K that was long winded, but hopefully made sense. I just want to keep the peace! 

I will be moving the rocks to other side of tank and adding some wood soon, giving more hiding places, but the smaller golden algae never comes out anymore. 

Thanks,


----------



## trenac (Jul 16, 2004)

I personally would get rid of it, any stress is not good. Plus goldens get fairly large, stop eating algae, become aggressive & cause injury or death to other fish. They are notorious for sucking slime coat off of other fishes.


----------



## JanS (Apr 14, 2004)

I agree with Trena. They are just Chinese algae eaters (CAE's) in a different color, and they get nasty, disrupt the tankmates, and only eat algae when they are young.

If you can find them a new home, that would be the best.

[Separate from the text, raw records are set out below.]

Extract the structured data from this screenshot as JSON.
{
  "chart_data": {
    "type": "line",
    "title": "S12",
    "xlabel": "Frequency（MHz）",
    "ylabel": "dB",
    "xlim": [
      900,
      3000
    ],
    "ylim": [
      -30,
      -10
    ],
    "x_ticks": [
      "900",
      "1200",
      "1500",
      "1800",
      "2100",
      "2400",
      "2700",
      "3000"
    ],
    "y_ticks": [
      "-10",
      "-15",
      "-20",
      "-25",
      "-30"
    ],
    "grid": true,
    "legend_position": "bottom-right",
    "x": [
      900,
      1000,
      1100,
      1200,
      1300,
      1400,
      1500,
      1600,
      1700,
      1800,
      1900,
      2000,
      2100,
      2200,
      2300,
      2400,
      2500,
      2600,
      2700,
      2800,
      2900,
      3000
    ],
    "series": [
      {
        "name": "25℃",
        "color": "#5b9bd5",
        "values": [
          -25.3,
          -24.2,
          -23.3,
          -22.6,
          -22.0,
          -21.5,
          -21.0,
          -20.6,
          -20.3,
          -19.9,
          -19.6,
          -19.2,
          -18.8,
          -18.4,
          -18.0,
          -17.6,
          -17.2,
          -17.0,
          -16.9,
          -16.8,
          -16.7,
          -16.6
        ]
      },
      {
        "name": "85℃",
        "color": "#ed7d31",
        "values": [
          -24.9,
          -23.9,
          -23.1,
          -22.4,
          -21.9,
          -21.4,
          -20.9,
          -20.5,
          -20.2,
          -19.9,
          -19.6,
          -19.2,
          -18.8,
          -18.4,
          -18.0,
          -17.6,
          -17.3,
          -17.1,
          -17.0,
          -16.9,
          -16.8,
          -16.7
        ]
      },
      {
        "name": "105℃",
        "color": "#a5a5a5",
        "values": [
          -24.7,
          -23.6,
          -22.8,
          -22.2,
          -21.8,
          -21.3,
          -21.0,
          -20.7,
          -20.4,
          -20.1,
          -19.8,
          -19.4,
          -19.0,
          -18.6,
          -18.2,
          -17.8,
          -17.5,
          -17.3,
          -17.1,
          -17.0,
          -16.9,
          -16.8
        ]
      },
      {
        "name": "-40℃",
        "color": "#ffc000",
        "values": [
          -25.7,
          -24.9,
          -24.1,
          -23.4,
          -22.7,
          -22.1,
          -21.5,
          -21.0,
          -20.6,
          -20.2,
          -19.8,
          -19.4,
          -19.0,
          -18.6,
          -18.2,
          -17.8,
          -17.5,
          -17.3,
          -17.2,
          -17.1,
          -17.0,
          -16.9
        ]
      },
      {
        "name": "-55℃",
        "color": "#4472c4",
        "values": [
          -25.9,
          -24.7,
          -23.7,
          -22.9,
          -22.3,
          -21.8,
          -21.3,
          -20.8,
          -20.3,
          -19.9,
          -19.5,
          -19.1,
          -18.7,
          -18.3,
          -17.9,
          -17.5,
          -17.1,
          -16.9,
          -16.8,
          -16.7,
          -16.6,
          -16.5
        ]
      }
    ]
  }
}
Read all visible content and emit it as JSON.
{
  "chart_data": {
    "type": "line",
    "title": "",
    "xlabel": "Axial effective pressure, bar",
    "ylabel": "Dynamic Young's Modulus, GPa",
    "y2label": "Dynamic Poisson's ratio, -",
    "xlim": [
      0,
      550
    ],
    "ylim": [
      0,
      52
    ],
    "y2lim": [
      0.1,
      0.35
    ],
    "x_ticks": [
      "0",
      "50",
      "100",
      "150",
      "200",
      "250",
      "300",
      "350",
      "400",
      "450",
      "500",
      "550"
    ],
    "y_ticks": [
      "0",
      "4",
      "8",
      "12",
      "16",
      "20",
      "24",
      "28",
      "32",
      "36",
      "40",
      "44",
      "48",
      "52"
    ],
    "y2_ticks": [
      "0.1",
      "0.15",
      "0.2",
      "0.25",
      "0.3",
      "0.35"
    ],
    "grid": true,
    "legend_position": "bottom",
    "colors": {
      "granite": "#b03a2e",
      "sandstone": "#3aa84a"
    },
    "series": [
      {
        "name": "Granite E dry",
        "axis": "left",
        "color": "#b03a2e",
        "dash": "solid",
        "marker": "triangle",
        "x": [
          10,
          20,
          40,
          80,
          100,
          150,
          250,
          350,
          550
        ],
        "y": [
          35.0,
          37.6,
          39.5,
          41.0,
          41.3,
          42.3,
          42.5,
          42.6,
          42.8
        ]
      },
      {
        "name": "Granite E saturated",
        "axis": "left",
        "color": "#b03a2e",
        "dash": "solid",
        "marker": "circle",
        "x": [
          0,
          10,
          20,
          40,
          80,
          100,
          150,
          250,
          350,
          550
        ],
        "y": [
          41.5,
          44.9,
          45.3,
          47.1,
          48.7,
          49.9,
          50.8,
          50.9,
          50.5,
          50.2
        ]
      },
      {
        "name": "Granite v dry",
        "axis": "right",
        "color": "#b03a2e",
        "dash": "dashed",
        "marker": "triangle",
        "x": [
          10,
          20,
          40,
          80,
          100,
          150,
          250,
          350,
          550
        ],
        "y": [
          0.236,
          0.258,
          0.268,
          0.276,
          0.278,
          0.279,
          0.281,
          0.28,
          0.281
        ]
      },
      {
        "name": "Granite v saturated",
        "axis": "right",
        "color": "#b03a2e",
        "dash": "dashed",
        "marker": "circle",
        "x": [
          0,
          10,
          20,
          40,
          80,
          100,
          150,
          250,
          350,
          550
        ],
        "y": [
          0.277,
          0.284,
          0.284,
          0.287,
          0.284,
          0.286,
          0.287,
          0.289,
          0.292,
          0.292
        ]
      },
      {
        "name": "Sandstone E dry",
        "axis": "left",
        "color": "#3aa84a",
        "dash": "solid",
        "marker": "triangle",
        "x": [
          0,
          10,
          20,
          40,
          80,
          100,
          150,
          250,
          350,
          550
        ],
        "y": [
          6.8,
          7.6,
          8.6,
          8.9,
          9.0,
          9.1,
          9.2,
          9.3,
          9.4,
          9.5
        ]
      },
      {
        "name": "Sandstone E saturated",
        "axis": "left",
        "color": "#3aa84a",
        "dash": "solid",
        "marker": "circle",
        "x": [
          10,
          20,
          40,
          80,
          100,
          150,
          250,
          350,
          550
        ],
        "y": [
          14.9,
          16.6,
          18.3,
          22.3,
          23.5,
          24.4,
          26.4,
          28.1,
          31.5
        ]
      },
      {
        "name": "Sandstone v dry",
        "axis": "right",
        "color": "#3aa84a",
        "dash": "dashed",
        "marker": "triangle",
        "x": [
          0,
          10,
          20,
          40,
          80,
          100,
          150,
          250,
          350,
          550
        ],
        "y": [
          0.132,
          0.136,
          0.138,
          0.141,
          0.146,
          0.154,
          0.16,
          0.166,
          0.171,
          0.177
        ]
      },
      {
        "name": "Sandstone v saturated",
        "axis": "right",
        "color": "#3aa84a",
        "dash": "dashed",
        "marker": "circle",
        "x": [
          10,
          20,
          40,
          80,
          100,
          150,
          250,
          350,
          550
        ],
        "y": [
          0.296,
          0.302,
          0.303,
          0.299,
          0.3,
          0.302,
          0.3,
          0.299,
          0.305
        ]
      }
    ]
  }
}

I wish the stores would stop calling them golden algae eaters since so many people innocently buy them not knowing they are just the little CAE monsters in disguise...


----------



## Goat (Mar 14, 2008)

Ah, thanks for the advice. I guess I should of put two and two together with the CAEs, since they look exactly the same except color. He still eats a ton, pretty much everything cause he guards his algae hah. I will get him removed from the tank, I believe Questin will take him for his 125 planted, since has has larger alphas. I will leave the smaller one for a bit and see how 'she' does, since she was a later addition and has never established any domain or alpha status.

Oh to add, I completely revamped the tank a few days ago, pulled all plants and did a dip and substrate cleaning, and pulled out his "cave", to redo my design, for more midground to also prepare for foreground. He is less aggressive due to no territory at this second. (The BBA is receding and almost gone due to excel dosing)

Now I have to find time to plant a hundred stems of HM/Baby Tears that I got.

Thanks again!


----------



## Goat (Mar 14, 2008)

Big golden algae gone. Much more peace for a few days until my angels started laying eggs and nipping everybody hah.


----------



## Goat (Mar 14, 2008)

Here is the algae eater that is left. Just cause I was bored.


----------



## jaidexl (Jan 20, 2007)

Just remember that when you remove an alpha, a beta becomes the new alpha. The fish is the same species so it's likely to start acting the same eventually, but not definite. 

There is always the option of keeping them apart for a bit, then adding them to a new tank along with more species mates, that is if you actually like the species and want to keep it.

eep:

edit: Actually, it just dawned on me to check a profile and it seems these guys get aggressive with each other as well, with age. So you're probably better off keeping it alone.


----------